Saturday, October 23, 2010

Stretching the Truth

Everyone knows that it's important to stretch before you work out, right?

Wrong. It can actually be detrimental to your performance, and even result in injury.

Ok. That's not the whole truth either. The reality is that stretching is a general term which encompasses three major types of stretching approaches, static, dynamic, and ballistic. And it's important to know which to do, and when, in order to avoid injury and improve performance.

Let's start with a brief description of each type.

Static stretching is used to stretch muscles while the body is at rest. It is composed of various techniques that gradually lengthen a muscle to an elongated position and hold that position for 30 seconds to two minutes. Static stretching exercises involve specialized tension receptors in our muscles. When done properly, static stretching slightly lessens the sensitivity of tension receptors, which allows the muscle to relax and to be stretched to greater length.

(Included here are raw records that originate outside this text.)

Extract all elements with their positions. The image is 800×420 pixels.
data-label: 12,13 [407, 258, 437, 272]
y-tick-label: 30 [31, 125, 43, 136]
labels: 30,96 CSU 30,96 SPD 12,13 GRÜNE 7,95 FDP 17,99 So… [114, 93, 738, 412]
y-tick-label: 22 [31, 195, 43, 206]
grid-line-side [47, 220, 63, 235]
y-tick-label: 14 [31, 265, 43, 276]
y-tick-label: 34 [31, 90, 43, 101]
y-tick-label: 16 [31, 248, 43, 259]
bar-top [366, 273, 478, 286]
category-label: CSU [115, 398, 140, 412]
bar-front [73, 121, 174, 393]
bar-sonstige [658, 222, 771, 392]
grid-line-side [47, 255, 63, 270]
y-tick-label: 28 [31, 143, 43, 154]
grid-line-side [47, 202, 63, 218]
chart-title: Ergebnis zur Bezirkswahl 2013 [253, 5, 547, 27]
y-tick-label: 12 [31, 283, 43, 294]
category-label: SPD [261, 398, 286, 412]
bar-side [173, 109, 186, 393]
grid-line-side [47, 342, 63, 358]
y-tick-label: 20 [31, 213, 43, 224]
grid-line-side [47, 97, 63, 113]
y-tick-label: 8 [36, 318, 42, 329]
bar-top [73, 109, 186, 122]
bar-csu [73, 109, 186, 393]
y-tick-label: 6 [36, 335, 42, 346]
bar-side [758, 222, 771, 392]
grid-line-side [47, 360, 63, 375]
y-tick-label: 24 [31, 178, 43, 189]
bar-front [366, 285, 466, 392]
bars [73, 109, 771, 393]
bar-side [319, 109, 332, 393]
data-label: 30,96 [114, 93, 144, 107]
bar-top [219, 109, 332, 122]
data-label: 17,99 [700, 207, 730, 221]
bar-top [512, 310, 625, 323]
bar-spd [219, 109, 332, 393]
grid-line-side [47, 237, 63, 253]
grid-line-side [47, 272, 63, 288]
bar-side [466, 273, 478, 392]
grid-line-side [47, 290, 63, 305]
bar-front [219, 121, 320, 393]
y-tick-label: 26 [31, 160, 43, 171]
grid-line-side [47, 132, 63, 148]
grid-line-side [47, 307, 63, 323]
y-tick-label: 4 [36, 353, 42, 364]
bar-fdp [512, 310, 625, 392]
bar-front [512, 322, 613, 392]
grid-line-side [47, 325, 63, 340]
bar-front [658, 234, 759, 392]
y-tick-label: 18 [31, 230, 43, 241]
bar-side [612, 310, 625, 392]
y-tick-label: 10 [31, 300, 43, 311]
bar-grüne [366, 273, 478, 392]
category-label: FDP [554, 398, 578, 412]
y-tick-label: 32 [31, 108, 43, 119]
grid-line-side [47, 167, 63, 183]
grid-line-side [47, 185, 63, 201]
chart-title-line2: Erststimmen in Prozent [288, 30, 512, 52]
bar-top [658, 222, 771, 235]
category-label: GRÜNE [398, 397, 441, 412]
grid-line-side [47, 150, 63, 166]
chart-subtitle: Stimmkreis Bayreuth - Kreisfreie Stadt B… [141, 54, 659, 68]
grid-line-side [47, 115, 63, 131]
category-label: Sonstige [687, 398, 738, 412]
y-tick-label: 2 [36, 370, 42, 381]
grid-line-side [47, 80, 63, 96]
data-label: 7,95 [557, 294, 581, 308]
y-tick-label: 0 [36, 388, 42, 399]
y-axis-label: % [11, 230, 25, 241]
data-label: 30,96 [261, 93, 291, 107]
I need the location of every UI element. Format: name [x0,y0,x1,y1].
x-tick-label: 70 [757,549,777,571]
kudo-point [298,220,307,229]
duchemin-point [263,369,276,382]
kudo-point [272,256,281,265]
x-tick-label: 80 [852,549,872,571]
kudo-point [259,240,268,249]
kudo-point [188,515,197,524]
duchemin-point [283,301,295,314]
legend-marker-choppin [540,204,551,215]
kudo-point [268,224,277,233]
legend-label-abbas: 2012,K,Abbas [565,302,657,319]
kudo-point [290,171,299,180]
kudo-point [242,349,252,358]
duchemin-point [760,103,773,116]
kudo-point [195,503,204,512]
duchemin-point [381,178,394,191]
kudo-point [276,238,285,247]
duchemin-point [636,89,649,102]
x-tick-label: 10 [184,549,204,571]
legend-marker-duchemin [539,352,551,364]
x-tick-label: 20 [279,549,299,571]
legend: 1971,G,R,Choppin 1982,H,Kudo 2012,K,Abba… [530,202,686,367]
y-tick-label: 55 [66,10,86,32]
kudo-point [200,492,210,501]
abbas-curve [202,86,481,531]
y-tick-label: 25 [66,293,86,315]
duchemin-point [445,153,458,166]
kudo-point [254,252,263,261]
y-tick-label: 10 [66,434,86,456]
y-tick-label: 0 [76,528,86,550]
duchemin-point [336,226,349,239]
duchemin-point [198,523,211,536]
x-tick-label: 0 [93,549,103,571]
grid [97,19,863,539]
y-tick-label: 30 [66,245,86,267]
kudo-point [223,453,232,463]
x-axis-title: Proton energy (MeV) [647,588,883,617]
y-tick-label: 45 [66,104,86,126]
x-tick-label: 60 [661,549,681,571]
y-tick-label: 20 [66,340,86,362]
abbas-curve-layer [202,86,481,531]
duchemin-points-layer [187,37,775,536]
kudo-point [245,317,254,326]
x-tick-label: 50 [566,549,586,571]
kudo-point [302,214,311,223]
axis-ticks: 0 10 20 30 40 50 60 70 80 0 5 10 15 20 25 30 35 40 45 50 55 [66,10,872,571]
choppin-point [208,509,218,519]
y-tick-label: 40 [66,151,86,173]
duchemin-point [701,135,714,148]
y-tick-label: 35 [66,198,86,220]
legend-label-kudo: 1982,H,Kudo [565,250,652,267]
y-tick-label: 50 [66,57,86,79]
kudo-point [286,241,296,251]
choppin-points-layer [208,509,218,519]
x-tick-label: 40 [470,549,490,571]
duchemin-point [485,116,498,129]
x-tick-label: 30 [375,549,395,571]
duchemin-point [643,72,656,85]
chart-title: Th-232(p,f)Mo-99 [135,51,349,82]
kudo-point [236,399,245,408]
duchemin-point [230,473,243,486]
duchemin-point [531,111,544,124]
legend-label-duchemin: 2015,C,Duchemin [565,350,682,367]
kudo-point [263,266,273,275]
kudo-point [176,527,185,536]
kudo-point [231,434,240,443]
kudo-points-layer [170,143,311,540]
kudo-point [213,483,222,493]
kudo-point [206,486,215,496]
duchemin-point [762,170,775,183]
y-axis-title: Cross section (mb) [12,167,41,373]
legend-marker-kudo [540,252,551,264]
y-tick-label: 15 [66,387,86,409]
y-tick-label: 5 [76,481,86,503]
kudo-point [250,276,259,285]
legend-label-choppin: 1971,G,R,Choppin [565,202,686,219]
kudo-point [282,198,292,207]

Dynamic stretching is a form of stretching beneficial in sports utilizing momentum from form, static-active stretching strength and the momentum from static-active stretching strength, in an effort to propel the muscle into an extended range of motion not exceeding one's static-passive stretching ability. It is a type of stretching while moving. It increases range of movement, and blood and oxygen flow to soft tissues prior to exertion.

Ballistic stretching is a form of static stretching or dynamic stretching in a bouncing motion. Ballistic stretches force the limb into an extended range of motion when the muscle has not relaxed enough to enter it. It involves fast "bouncing" movements where a double bounce is performed at the end range of movement. Ballistic stretching has been found to be hazardous towards the body. It can injure vital muscles and nerves with the sharp jerking movements. It is even possible for tissue to be ripped off the bone.

Each of these types of stretching have a purpose, and a time in your training when they are most effective.

Dynamic stretching increases blood flow and releases tension, and should be done immediately prior to your workout during the "warm up" phase in order to prepare the body and help prevent injury. Static stretching increases long term flexibility and range of motion, and should be done immediately after your workouts as part of your "cool down," when the muscles are still warm and pliable. Ballistic stretching can increase long term range of motion but should never be done, ever, due to the high risk of serious injury it carries.

This is why we start each class with arm circles, leg raises, and shoulder rolls. The key to these exercises is not to "throw" your limbs into the stretch, but to consciously and deliberately move your body through the positions. Then, after each class, spend just a few minutes working on the flexibility in your hips, shoulders, and back. The long term health benefits are well worth the two or three minutes you'll spend reaching for your toes.

Remember, never bounce. Never "throw" your body. If it hurts, stop immediately. Discomfort is good, pain is bad. Listen to your body and never compare your flexibility or range of motion to someone else's. Only focus on what YOU can do to get better.

Proper stretching is an important part of every exercise routine. With the right care and maintenance your body will perform better, longer.

Drills -
Beginner: Listen to your body when you're stretching. Find the points of tension and focus on relaxing those muscles.

Intermediate: Use your forms and stance work as a time to explore your full range of motion. Exaggerate your movements and experience your poses.

Advanced: Practice locks slowly and carefully with a partner. Ask them to gradually increase the pressure until you tap, then try to relax into the lock to test your pain tolerance and full range. An extra half second may save your life. Never practice knee locks like this, as the knees are easily injured even before they are fully locked. Always tap!